A way of looking at thirteen blackbirds


A package arrived today from Hong Kong bearing these wonderful stamps, but on first glance I was rather disappointed. Common magpie? little egret? scops owl? pshaw. Why send them all the way over from China when they’re available for viewing right here. The white-bellied sea-eagle is the only species not seen in the UK.

Closer inspection revealed that the owl wasn’t a European scops owl but a collared scops owl (there are, it seems, more than fifty members of the Otus family alone).

This then brought back to mind a really disturbing thought I had after admiring this picture from Mikey (and can you spot the joyfully serendipitous reason why I’m using a screenshot rather than a link?)

one of 13 ways

Wallace Stevens was not writing about my sort of blackbird. Turdus merula is not found in the States. In the new world it’s not a Turdus, it’s an Agelaius. A family with no less than 11 members. Ok, it’s not quite 13 but very nearly. Call it poetic license.

“Does it matter?” asked the friend who happened to phone up as I reached exactly this point in my musings.

Well, yes and no. Yes it matters because on an utterly visceral level I have spent decades fleshing out that highly visual poem with very clear images just like Mikey’s above. Visceral because when I realised it was the “wrong” bird inhabiting those scenes I felt a wrenching in the guts. A disillusionment almost as painful as the discovery that “unique” is not pronounced “uni-kway”.

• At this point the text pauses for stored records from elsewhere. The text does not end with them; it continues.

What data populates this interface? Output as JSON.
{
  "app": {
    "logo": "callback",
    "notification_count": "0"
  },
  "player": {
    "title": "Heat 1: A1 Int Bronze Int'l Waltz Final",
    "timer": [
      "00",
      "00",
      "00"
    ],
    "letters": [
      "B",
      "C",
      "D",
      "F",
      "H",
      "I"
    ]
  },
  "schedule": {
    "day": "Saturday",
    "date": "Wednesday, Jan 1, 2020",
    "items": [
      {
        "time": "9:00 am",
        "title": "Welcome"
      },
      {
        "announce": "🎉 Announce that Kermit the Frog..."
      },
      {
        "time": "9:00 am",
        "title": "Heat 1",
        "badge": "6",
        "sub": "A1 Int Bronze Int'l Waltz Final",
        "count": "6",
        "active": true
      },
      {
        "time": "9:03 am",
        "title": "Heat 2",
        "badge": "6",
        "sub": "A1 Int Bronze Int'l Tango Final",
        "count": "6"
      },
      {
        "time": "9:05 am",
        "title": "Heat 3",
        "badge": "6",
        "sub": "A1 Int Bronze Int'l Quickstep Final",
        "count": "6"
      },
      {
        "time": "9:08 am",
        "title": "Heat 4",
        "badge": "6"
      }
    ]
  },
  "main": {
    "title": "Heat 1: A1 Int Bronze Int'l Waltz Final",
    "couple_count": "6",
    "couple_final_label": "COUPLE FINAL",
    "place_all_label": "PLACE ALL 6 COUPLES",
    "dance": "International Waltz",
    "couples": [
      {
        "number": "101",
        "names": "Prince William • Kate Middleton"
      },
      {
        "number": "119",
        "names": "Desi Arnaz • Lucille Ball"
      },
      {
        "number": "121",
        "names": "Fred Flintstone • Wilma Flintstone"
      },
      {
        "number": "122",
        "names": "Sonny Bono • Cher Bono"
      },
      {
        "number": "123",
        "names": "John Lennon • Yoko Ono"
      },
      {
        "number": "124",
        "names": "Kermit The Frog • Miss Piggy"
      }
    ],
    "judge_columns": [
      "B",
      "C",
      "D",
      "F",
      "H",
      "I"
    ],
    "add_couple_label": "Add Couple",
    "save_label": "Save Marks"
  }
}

And no, obviously it doesn’t matter. Neither a jot nor a tittle. It’s the deluded worry of an over-literal intermittently keen birdwatcher. But I confess I was relieved to find these illustrations by a fellow-countryman of the poet which show not a hint of yellow head or red shoulder interrupting the general blackness of the bird.

Poetry is the subject of the poem,
From this the poem issues and

To this returns. Between the two,
Between issue and return, there is

An absence in reality,
Things as they are. Or so we say

But are these separate? Is it
An absence for the poem, which acquires

Its true appearances there, sun’s green,
Cloud’s red, earth feeling, sky that thinks?

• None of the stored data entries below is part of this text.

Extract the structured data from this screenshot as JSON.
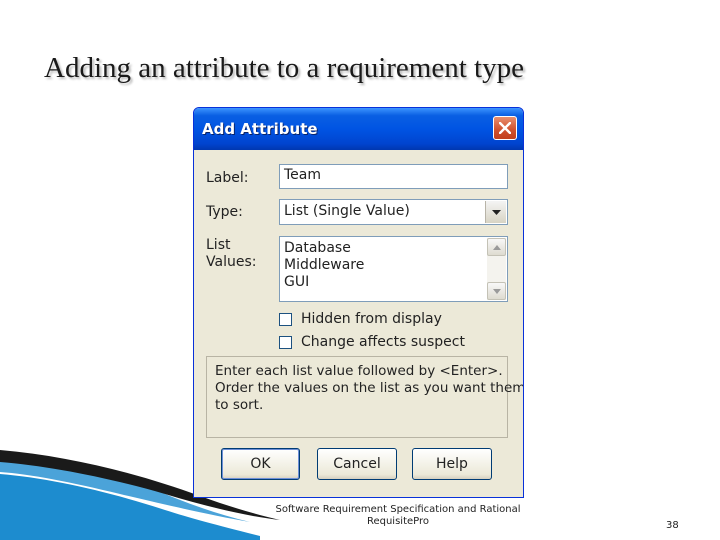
{
  "slide": {
    "title": "Adding an attribute to a requirement type",
    "footer": [
      "Software Requirement Specification and Rational",
      "RequisitePro"
    ],
    "page_number": "38"
  },
  "dialog": {
    "title": "Add Attribute",
    "close_icon": "close-icon",
    "label_field": {
      "label": "Label:",
      "value": "Team"
    },
    "type_field": {
      "label": "Type:",
      "value": "List (Single Value)"
    },
    "list_values": {
      "label_line1": "List",
      "label_line2": "Values:",
      "items": [
        "Database",
        "Middleware",
        "GUI"
      ]
    },
    "checkboxes": [
      {
        "label": "Hidden from display",
        "checked": false
      },
      {
        "label": "Change affects suspect",
        "checked": false
      }
    ],
    "hint": [
      "Enter each list value followed by <Enter>.",
      "Order the values on the list as you want them",
      "to sort."
    ],
    "buttons": {
      "ok": "OK",
      "cancel": "Cancel",
      "help": "Help"
    }
  },
  "colors": {
    "titlebar": "#0054e3",
    "dialog_bg": "#ece9d8",
    "close_button": "#d0502d",
    "swoosh_dark": "#1a1a1a",
    "swoosh_blue": "#1d8ccf"
  }
}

From these it takes. Perhaps it gives,
In the universal intercourse.

Birds remade in all their blackness each time words fly from page to brain. A million million forms flocking the sky between issue and return.

(And here are some more blackbirds which flew into my inbox overnight, by Edward Picot who also curates The Hyperliterature Exchange.)

3 Replies to “A way of looking at thirteen blackbirds”

  1. Both these blackbirds, though, inspire wonder. (Most birds to, but I do miss the beautiful evening singing of yours; ours are raucous and showy. Very showy: Richard of A Brit Abroad once described them as being “every bit as beautiful as a bird of paradise” to jaded Californians listening to his talk on birding by bicycle.)